Not loud. Not shrill. But sharp enough to cut through the fog of sleep .

He was already moving, shoving his cap over his unruly curls, heart thundering to a tune too fast, too wild. The narrow stairs creaked beneath his bare feet as he flew down, nearly stumbling on the final step.

And then the world stopped.

His mother, crumpled on the floor, weeping with her face in her hands.

His father, pale and hollow-eyed, standing frozen.

And his sister…

She stood by the wall—no, pressed to it. Her head thudded against the wood. Again. And again.

Thump. Thump. Thump.

Blood streaked her temple, soaking through her nightdress in slow, red rivulets. Her skin had turned a ghastly gray. Dead-leaf gray.
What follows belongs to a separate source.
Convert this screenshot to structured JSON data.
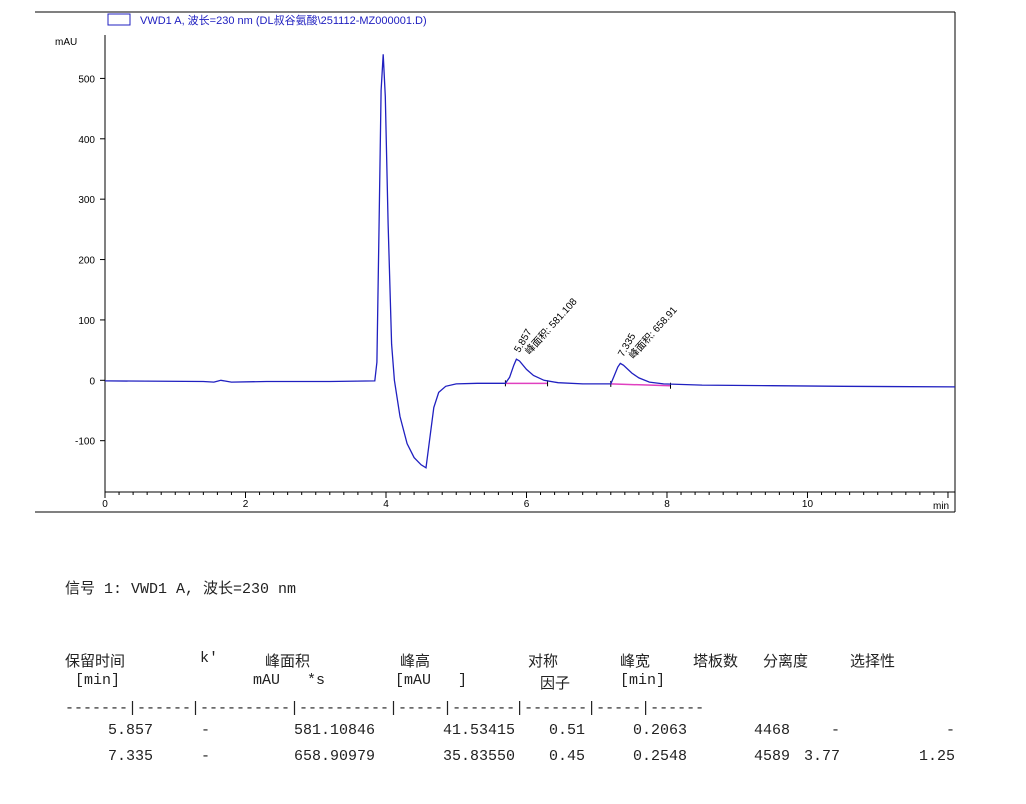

The boy didn’t need to ask.

The illness.

It had found them.

A guttural sob tore from his mother’s throat. “How could the gods forsake us like this?”

Darkness fell.

A board of wood slammed across the window from the outside.

Then another.

And another.

BANG.

BANG.

BANG.

“No!” his father roared, voice ragged with something the boy had never heard before.

Real fear. “My boy’s not sick. Please, he’s not—”

From beyond the wall came a cold voice: “The Veil is sealed. None shall pass.”

Steel on wood. Hammers striking home. Each blow a nail in their coffin. The boy trembled. “Pa… they’re not really going to leave us here, are they?”

He waited for a smile, a soft hand on his head, a gentle lie. Something. Anything.

But his father only looked away .

“I’m sorry, my son,” he whispered, and turned to pull his sister from the wall. She shrieked, inhuman and feral, and slashed at him with clawed fingers. He caught her wrist just before her nails could score his cheek.

His mother had gone quiet.

And then she began murmuring something beneath her breath, something the boy only half remembered, yet the words stirred deep in his chest, like a sleeping ember.

“Ash to air, wing to flame,

Guard the lost, forget no name.

Though bound and broken we remain…

Let the last flame wake again.”

He remembered now. His mother used to say these words when they passed the scorched ruins of their neighbors’ homes. When the smoke still clung to the wind and the ash scattered like black snow.

His lips moved without thinking, joining hers.

“May flame find kin, and stone remember…”

Again they whispered it, a litany against the horror creeping in. His mother pulled him into her arms, kissed the crown of his curls, and pressed his face to her chest.

“Ash to air, wing to flame…”

The heat came first, radiating from the floorboards. Then the smoke, thick and choking.

The house groaned.

The fire had come for them.

“Guard the lost, forget no name…”

It moved faster than anything he could have imagined. Like it knew. Like it wanted them.

Like it had always been waiting.

“Though bound and broken we remain…”

Flames danced across the ceiling, hungry and bright. The boards groaned. His sister shrieked. His father held her tighter.

And his mother just rocked him, whispering the final line into his hair as the world turned to cinder.

“Let the last flame wake again.”

And in the end, there was no pain.

Only heat.

Only light.

Only the quiet, terrible beauty of the fire that claimed them all.